Costa Smeralda: Lo scandalo della Pevero Golf Srl.

di Giancarlo Perini (c)

Chissà quanti consorziati hanno un’idea delle quote pagate dalla Pevero Golf Srl per i suoi 75 ettari di terreni inedificati?

Tenetevi forti e preparatevi una bella camomilla perché stiamo per svelarvelo: Euro 4490,45 IVA compresa.

Si proprio così quattromilaquattrocentonovanta e 45 centesimi.

Quei bei prati verdi, curati con grande cura valgono praticamente niente, tanto che per 66,9 ettari si applica il coefficiente più basso possibile, in altre parole lo 0,082 mentre agli altri 7,7 ettari scarsi si applica quello di 0,574.

In teoria tutto potrebbe essere perfettamente lecito e spiegato dalle tabelle milionesimali applicate se si verificassero due condizioni essenziali.

Se si sapesse con quali criteri e in conformità a quali parametri valori e coefficienti sono calcolate le quote milionesimali. Cosa finora risultata impossibile nonostante le nostre precise richieste al Consiglio di Amministrazione e alla direzione del consorzio. Soprattutto se nello statuto dell’associazione/condominio non fosse chiaramente stipulato e scritto, all’articolo 7, quanto segue:

«La ripartizione tra i partecipanti delle spese ed oneri del Consorzio, ivi comprese quelle relative ad eventuali lavori di interesse generale o comune, è proporzionale al valore degli immobili sulla base della caratura in milionesimi.
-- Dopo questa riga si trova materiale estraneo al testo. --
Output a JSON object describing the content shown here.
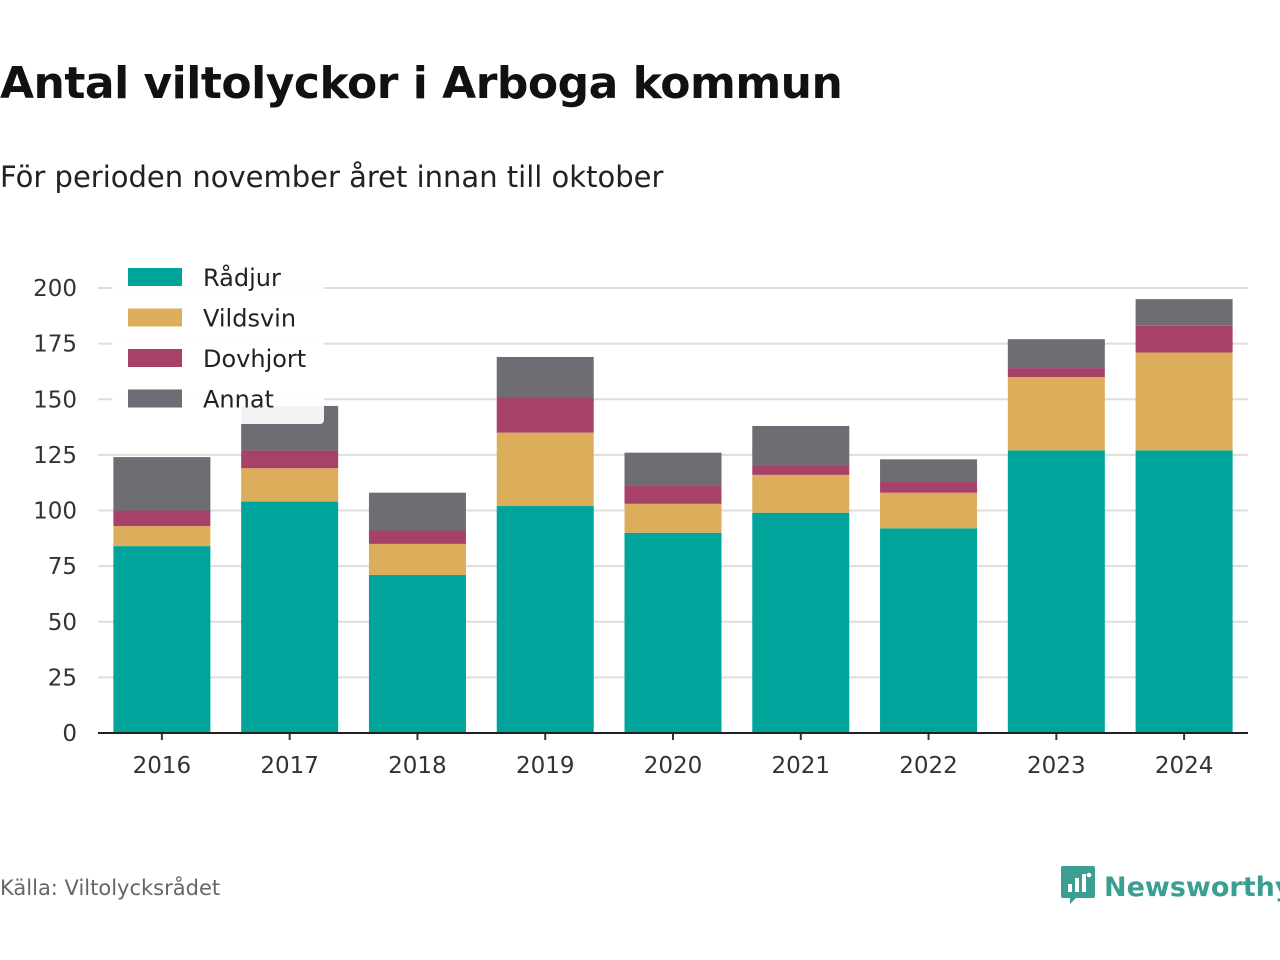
{
  "title": "Antal viltolyckor i Arboga kommun",
  "subtitle": "För perioden november året innan till oktober",
  "source": "Källa: Viltolycksrådet",
  "brand": {
    "name": "Newsworthy",
    "icon": "newsworthy-logo-icon",
    "color": "#3a9e92"
  },
  "chart_data": {
    "type": "bar",
    "stacked": true,
    "title": "Antal viltolyckor i Arboga kommun",
    "subtitle": "För perioden november året innan till oktober",
    "xlabel": "",
    "ylabel": "",
    "ylim": [
      0,
      200
    ],
    "yticks": [
      0,
      25,
      50,
      75,
      100,
      125,
      150,
      175,
      200
    ],
    "grid": true,
    "legend_position": "top-left",
    "categories": [
      "2016",
      "2017",
      "2018",
      "2019",
      "2020",
      "2021",
      "2022",
      "2023",
      "2024"
    ],
    "series": [
      {
        "name": "Rådjur",
        "color": "#00a49a",
        "values": [
          84,
          104,
          71,
          102,
          90,
          99,
          92,
          127,
          127
        ]
      },
      {
        "name": "Vildsvin",
        "color": "#dcae5c",
        "values": [
          9,
          15,
          14,
          33,
          13,
          17,
          16,
          33,
          44
        ]
      },
      {
        "name": "Dovhjort",
        "color": "#a84168",
        "values": [
          7,
          8,
          6,
          16,
          8,
          4,
          5,
          4,
          12
        ]
      },
      {
        "name": "Annat",
        "color": "#6e6d73",
        "values": [
          24,
          20,
          17,
          18,
          15,
          18,
          10,
          13,
          12
        ]
      }
    ]
  }
}
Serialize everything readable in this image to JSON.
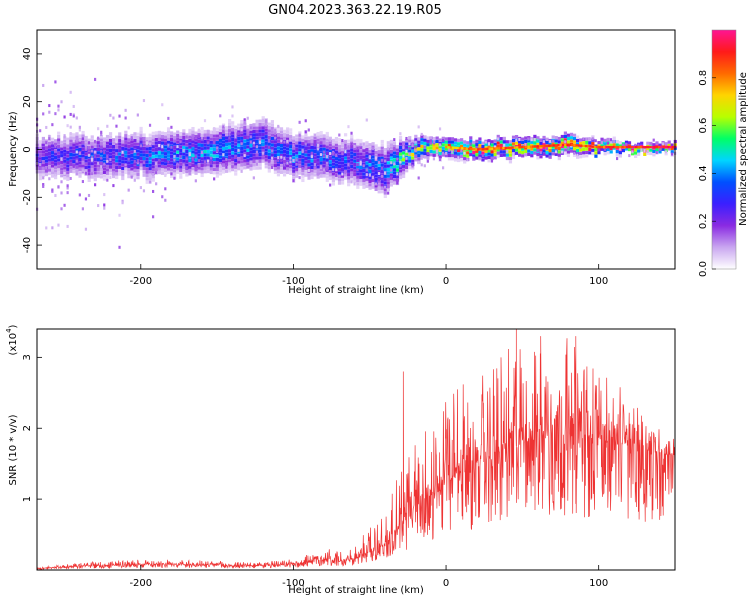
{
  "title": "GN04.2023.363.22.19.R05",
  "colorbar": {
    "label": "Normalized spectral amplitude",
    "ticks": [
      "0.0",
      "0.2",
      "0.4",
      "0.6",
      "0.8"
    ],
    "tick_values": [
      0.0,
      0.2,
      0.4,
      0.6,
      0.8
    ],
    "colors": [
      "#ffffff",
      "#c9a6f0",
      "#8a2be2",
      "#3b1fff",
      "#0050ff",
      "#00d5ff",
      "#00ff66",
      "#b8ff00",
      "#ffd400",
      "#ff6a00",
      "#ff1a1a",
      "#ff1493"
    ],
    "range": [
      0,
      1
    ]
  },
  "chart_data": [
    {
      "type": "heatmap",
      "title": "GN04.2023.363.22.19.R05",
      "xlabel": "Height of straight line (km)",
      "ylabel": "Frequency (Hz)",
      "xlim": [
        -268,
        150
      ],
      "ylim": [
        -50,
        50
      ],
      "x_ticks": [
        "-200",
        "-100",
        "0",
        "100"
      ],
      "x_tick_values": [
        -200,
        -100,
        0,
        100
      ],
      "y_ticks": [
        "-40",
        "-20",
        "0",
        "20",
        "40"
      ],
      "y_tick_values": [
        -40,
        -20,
        0,
        20,
        40
      ],
      "ridge": {
        "description_x": [
          -268,
          -240,
          -200,
          -160,
          -120,
          -100,
          -80,
          -60,
          -40,
          -30,
          -20,
          -10,
          0,
          20,
          50,
          80,
          100,
          130,
          150
        ],
        "center_freq": [
          -3,
          -3,
          -2,
          -1,
          3,
          -2,
          -3,
          -5,
          -8,
          -4,
          0,
          1,
          1,
          0,
          1,
          2,
          1,
          1,
          1
        ],
        "half_width": [
          7,
          7,
          7,
          7,
          8,
          7,
          7,
          7,
          8,
          6,
          4,
          3,
          3,
          3,
          3,
          3,
          2,
          1.5,
          1.5
        ],
        "peak_amplitude": [
          0.25,
          0.3,
          0.35,
          0.4,
          0.35,
          0.35,
          0.35,
          0.35,
          0.4,
          0.5,
          0.6,
          0.65,
          0.75,
          0.85,
          0.85,
          0.9,
          0.9,
          0.95,
          0.95
        ]
      },
      "colorbar_range": [
        0,
        1
      ]
    },
    {
      "type": "line",
      "xlabel": "Height of straight line (km)",
      "ylabel": "SNR (10 * v/v)",
      "y_multiplier": "(x10",
      "y_multiplier_exp": "4",
      "y_multiplier_close": ")",
      "xlim": [
        -268,
        150
      ],
      "ylim": [
        0,
        3.4
      ],
      "x_ticks": [
        "-200",
        "-100",
        "0",
        "100"
      ],
      "x_tick_values": [
        -200,
        -100,
        0,
        100
      ],
      "y_ticks": [
        "1",
        "2",
        "3"
      ],
      "y_tick_values": [
        1,
        2,
        3
      ],
      "series": [
        {
          "color": "#ee3333",
          "x": [
            -268,
            -250,
            -230,
            -200,
            -180,
            -160,
            -140,
            -120,
            -100,
            -90,
            -80,
            -70,
            -60,
            -50,
            -40,
            -35,
            -30,
            -25,
            -20,
            -15,
            -10,
            -5,
            0,
            10,
            20,
            30,
            40,
            50,
            60,
            70,
            80,
            90,
            100,
            110,
            120,
            130,
            140,
            150
          ],
          "y": [
            0.02,
            0.04,
            0.06,
            0.08,
            0.08,
            0.07,
            0.06,
            0.06,
            0.08,
            0.12,
            0.15,
            0.12,
            0.15,
            0.25,
            0.35,
            0.5,
            0.6,
            0.7,
            0.85,
            0.95,
            1.05,
            1.1,
            1.2,
            1.35,
            1.45,
            1.55,
            1.6,
            1.8,
            1.85,
            1.9,
            1.9,
            1.85,
            1.85,
            1.8,
            1.75,
            1.7,
            1.65,
            1.6
          ],
          "envelope": [
            0.04,
            0.08,
            0.12,
            0.15,
            0.15,
            0.14,
            0.12,
            0.12,
            0.15,
            0.25,
            0.35,
            0.25,
            0.35,
            0.6,
            1.1,
            1.2,
            1.5,
            1.6,
            2.0,
            2.2,
            2.3,
            2.3,
            2.5,
            2.6,
            2.8,
            2.9,
            3.1,
            3.4,
            3.3,
            3.2,
            3.3,
            3.0,
            2.9,
            2.7,
            2.4,
            2.2,
            2.0,
            1.8
          ],
          "spikes": [
            {
              "x": -28,
              "y": 2.8
            },
            {
              "x": 36,
              "y": 3.0
            },
            {
              "x": 46,
              "y": 3.4
            },
            {
              "x": 62,
              "y": 3.3
            },
            {
              "x": 85,
              "y": 3.3
            }
          ]
        }
      ]
    }
  ]
}
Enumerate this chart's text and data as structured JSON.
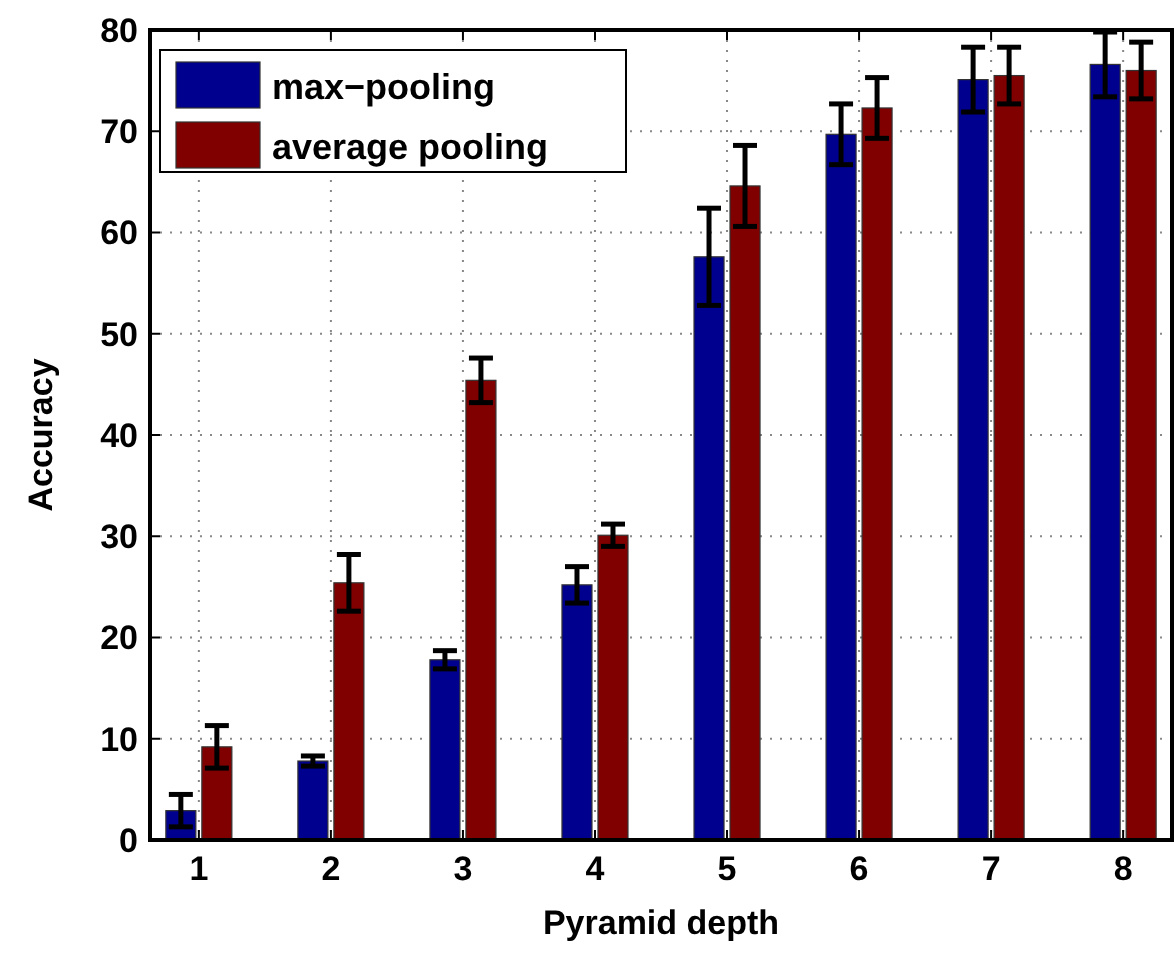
{
  "chart_data": {
    "type": "bar",
    "xlabel": "Pyramid depth",
    "ylabel": "Accuracy",
    "categories": [
      "1",
      "2",
      "3",
      "4",
      "5",
      "6",
      "7",
      "8"
    ],
    "series": [
      {
        "name": "max−pooling",
        "color": "#00008f",
        "values": [
          2.9,
          7.8,
          17.8,
          25.2,
          57.6,
          69.7,
          75.1,
          76.6
        ],
        "errors": [
          1.6,
          0.5,
          0.9,
          1.8,
          4.8,
          3,
          3.2,
          3.2
        ]
      },
      {
        "name": "average pooling",
        "color": "#800000",
        "values": [
          9.2,
          25.4,
          45.4,
          30.1,
          64.6,
          72.3,
          75.5,
          76.0
        ],
        "errors": [
          2.1,
          2.8,
          2.2,
          1.1,
          4,
          3,
          2.8,
          2.8
        ]
      }
    ],
    "ylim": [
      0,
      80
    ],
    "yticks": [
      0,
      10,
      20,
      30,
      40,
      50,
      60,
      70,
      80
    ],
    "grid": true,
    "legend": "top left"
  }
}
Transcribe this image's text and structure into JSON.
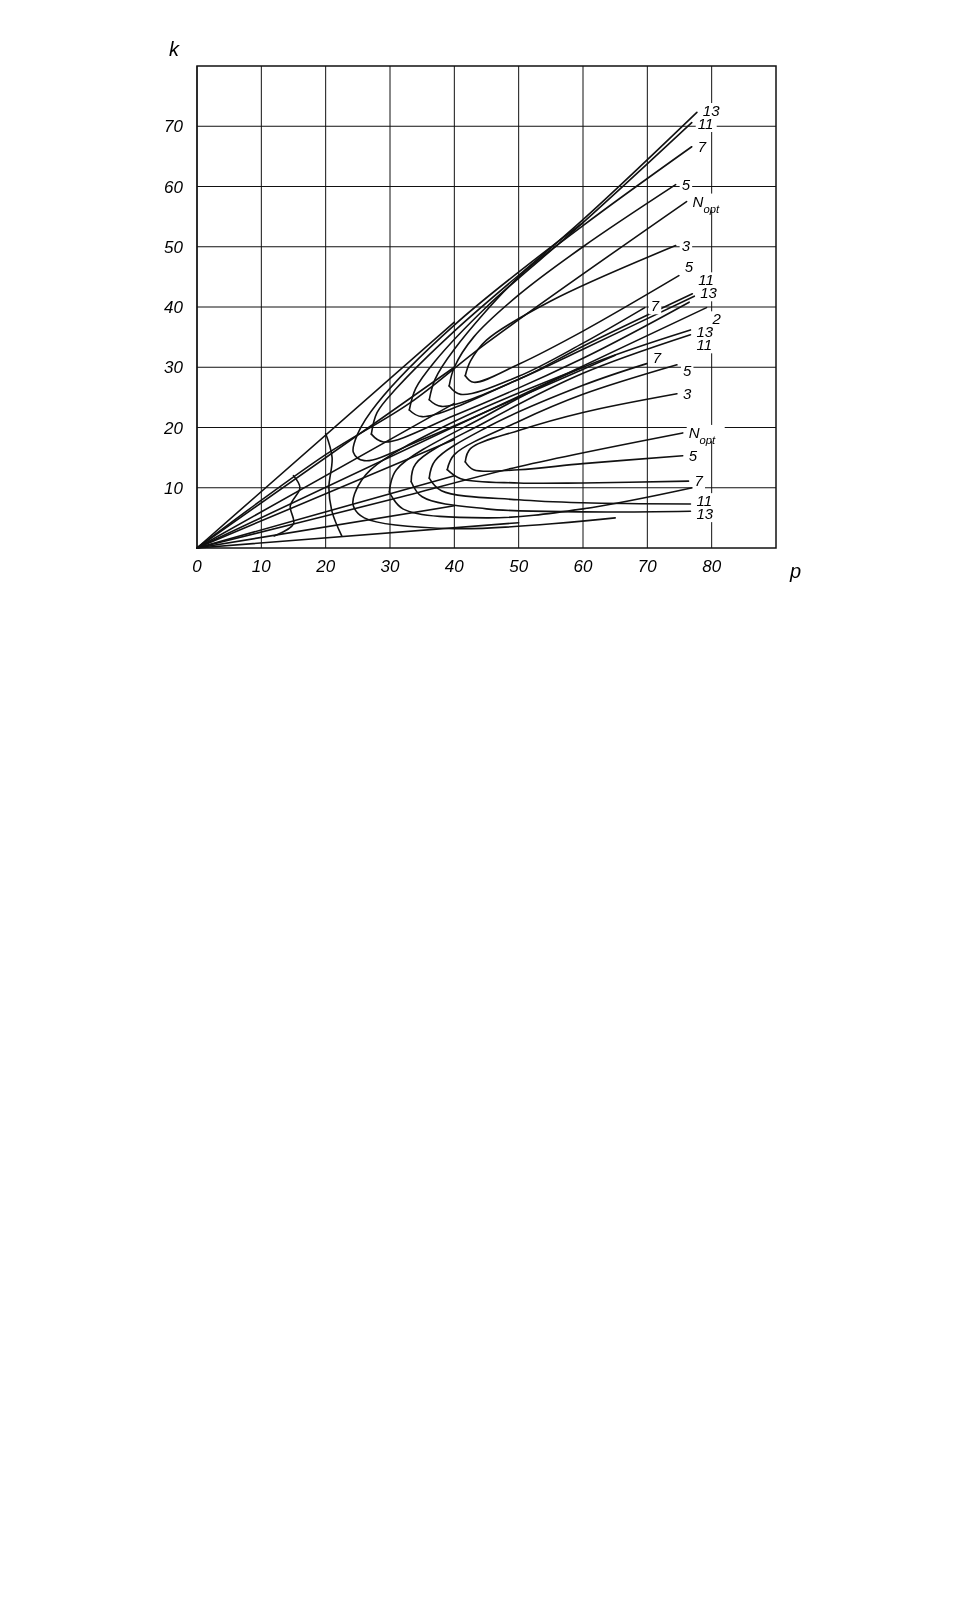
{
  "chart_data": {
    "type": "line",
    "xlabel": "p",
    "ylabel": "k",
    "xlim": [
      0,
      90
    ],
    "ylim": [
      0,
      80
    ],
    "xticks": [
      0,
      10,
      20,
      30,
      40,
      50,
      60,
      70,
      80
    ],
    "yticks": [
      10,
      20,
      30,
      40,
      50,
      60,
      70
    ],
    "grid": true,
    "marker": "none",
    "line_style": "solid",
    "color": "#111111",
    "series": [
      {
        "name": "13",
        "x": [
          27.1,
          28,
          31,
          40,
          60,
          77.7
        ],
        "values": [
          18.9,
          22.5,
          26.5,
          36,
          54.5,
          72.3
        ]
      },
      {
        "name": "11",
        "x": [
          33,
          34,
          37,
          45,
          60,
          76.9
        ],
        "values": [
          22.9,
          26.5,
          31,
          40,
          54,
          70.6
        ]
      },
      {
        "name": "7",
        "x": [
          36.1,
          37,
          40,
          50,
          60,
          76.9
        ],
        "values": [
          24.6,
          28,
          33,
          45,
          53.5,
          66.6
        ]
      },
      {
        "name": "5",
        "x": [
          39.2,
          40,
          43,
          50,
          60,
          74.4
        ],
        "values": [
          26.9,
          30,
          35,
          42,
          50,
          60.3
        ]
      },
      {
        "name": "N$_{opt}$",
        "x": [
          0,
          20,
          33,
          45,
          76.1
        ],
        "values": [
          0,
          15.5,
          24,
          34,
          57.5
        ]
      },
      {
        "name": "3",
        "x": [
          41.7,
          42.5,
          45,
          55,
          74.4
        ],
        "values": [
          28.6,
          31,
          34.5,
          41,
          50.2
        ]
      },
      {
        "name": "5",
        "x": [
          41.7,
          43,
          50,
          60,
          74.9
        ],
        "values": [
          28.6,
          27.5,
          30.5,
          36,
          45.2
        ]
      },
      {
        "name": "11",
        "x": [
          36.1,
          38,
          50,
          60,
          77
        ],
        "values": [
          24.6,
          23.5,
          28,
          33.5,
          42.2
        ]
      },
      {
        "name": "7",
        "x": [
          39.2,
          41,
          50,
          60,
          69.6
        ],
        "values": [
          26.9,
          25.5,
          28.5,
          34,
          39.9
        ]
      },
      {
        "name": "13",
        "x": [
          33,
          35,
          50,
          60,
          77.3
        ],
        "values": [
          22.9,
          21.8,
          28,
          33,
          41.8
        ]
      },
      {
        "name": "2",
        "x": [
          0,
          79.2
        ],
        "values": [
          0,
          39.9
        ]
      },
      {
        "x": [
          27.1,
          29,
          40,
          60,
          76.5
        ],
        "values": [
          18.9,
          17.6,
          22,
          31.5,
          40.8
        ]
      },
      {
        "x": [
          60,
          40,
          28,
          25,
          24.3,
          26,
          35,
          50,
          65
        ],
        "values": [
          54,
          37,
          24,
          19,
          15.9,
          14.5,
          18,
          25,
          32
        ]
      },
      {
        "name": "13",
        "x": [
          29.9,
          31,
          45,
          60,
          76.7
        ],
        "values": [
          9.3,
          13,
          22,
          30,
          36.2
        ]
      },
      {
        "name": "11",
        "x": [
          33.3,
          34,
          45,
          60,
          76.7
        ],
        "values": [
          11,
          14,
          21,
          29,
          35.4
        ]
      },
      {
        "name": "7",
        "x": [
          36.1,
          37,
          45,
          60,
          69.9
        ],
        "values": [
          11.6,
          14.5,
          20,
          27,
          30.6
        ]
      },
      {
        "name": "5",
        "x": [
          38.9,
          40,
          50,
          60,
          74.6
        ],
        "values": [
          13,
          15.5,
          21,
          25.5,
          30.4
        ]
      },
      {
        "name": "3",
        "x": [
          41.7,
          42.5,
          50,
          60,
          74.6
        ],
        "values": [
          14.3,
          16.5,
          19.5,
          22.5,
          25.6
        ]
      },
      {
        "name": "N$_{opt}$",
        "x": [
          0,
          30,
          50,
          75.5
        ],
        "values": [
          0,
          8,
          13.5,
          19.1
        ]
      },
      {
        "name": "5",
        "x": [
          41.7,
          43,
          50,
          60,
          75.5
        ],
        "values": [
          14.3,
          13,
          13,
          14,
          15.3
        ]
      },
      {
        "name": "7",
        "x": [
          38.9,
          41,
          50,
          60,
          76.4
        ],
        "values": [
          13,
          11.5,
          10.8,
          10.8,
          11.1
        ]
      },
      {
        "name": "11",
        "x": [
          36.1,
          38,
          50,
          60,
          76.7
        ],
        "values": [
          11.6,
          9.5,
          8,
          7.5,
          7.3
        ]
      },
      {
        "name": "13",
        "x": [
          33.3,
          35,
          45,
          60,
          76.7
        ],
        "values": [
          11,
          8.5,
          6.5,
          6,
          6.1
        ]
      },
      {
        "x": [
          29.9,
          32,
          45,
          60,
          77
        ],
        "values": [
          9.3,
          6.5,
          5,
          6.5,
          10
        ]
      },
      {
        "x": [
          60,
          40,
          27,
          24.5,
          24.3,
          26,
          40,
          65
        ],
        "values": [
          30,
          21,
          13,
          9,
          7,
          5,
          3.2,
          5
        ]
      },
      {
        "x": [
          0,
          40
        ],
        "values": [
          0,
          37.5
        ]
      },
      {
        "x": [
          0,
          40
        ],
        "values": [
          0,
          30
        ]
      },
      {
        "x": [
          0,
          40
        ],
        "values": [
          0,
          24
        ]
      },
      {
        "x": [
          0,
          40
        ],
        "values": [
          0,
          18
        ]
      },
      {
        "x": [
          0,
          40
        ],
        "values": [
          0,
          12
        ]
      },
      {
        "x": [
          0,
          40
        ],
        "values": [
          0,
          7
        ]
      },
      {
        "x": [
          0,
          50
        ],
        "values": [
          0,
          4.2
        ]
      },
      {
        "x": [
          20,
          21,
          20.5,
          21,
          22.5
        ],
        "values": [
          19,
          15,
          10,
          6,
          2
        ]
      },
      {
        "x": [
          15,
          16,
          14.5,
          15,
          12
        ],
        "values": [
          12,
          10,
          7,
          4,
          2
        ]
      }
    ]
  }
}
La suddetta caratura globale verrà frazionata a cura del Consiglio di Amministrazione del Consorzio, secondo il criterio del buon padre di famiglia, tenendo comunque conto della superficie degli immobili e, per quanto riguarda i terreni, della relativa edificabilità, nel momento in cui riterrà esistenti le condizioni per la detta ripartizione, sulla base della caratura in milionesimi.»

Ora basterà togliersi l’anello dal naso e ragionare da “buon padre di famiglia” per convenire che il valore dei terreni “edificati” secondo la particolare destinazione d’uso di un campo da Golf per la produzione di un servizio pagato sontuosamente è ben diverso da terreni incolti e inedificabili. Il buon senso indurrebbe qualsiasi onesto padre di famiglia ad applicare alla “pertinenza” il coefficiente previsto per i complessi commerciali ovvero il valore di 30. Le ripercussioni sul riparto delle spese a carico di Sardegna Resorts e a vantaggio di tutti i consorziati sarebbero molto rilevanti.

Che ci sia molto da verificare e ragionare attorno alla determinazione delle carature e dei riparti delle spese diventa ancora più evidente se si fanno due semplici considerazioni sull’incremento di valore della società cedute da Colony Capital alla Qatar Holding Smeralda Investment srl. Il loro prezzo di scambio è quasi raddoppiato nel periodo 2003-2012 mentre la stragrande maggioranza delle proprietà in Costa Smeralda ha perso valore, anche in conseguenza della devastante e coloniale amministrazione del consorzio dominata dai consiglieri di amministrazione nominati dai proprietari di società quali: Pevero Golf, Land Holding, Porto Cervo Marina, Sardegna Resorts, Cantieri Porto Cervo.

Il dubbio che “interpretazioni così favorevoli” circa il valore delle loro proprietà ai fini delle carature e delle quote non può che essere molto forte.

Che ci sia un manifesto conflitto d’interesse a danno dei consorziati, assolutamente non rappresentati nel C.d.A. e assolutamente disinformati è evidente. Così come è evidente che si impongono subito una seria revisione delle carature milionesimali applicate finora e una nuova e più chiara definizione di nuove carature alla luce di quel “valore degli immobili” così chiaramente indicato dallo statuto.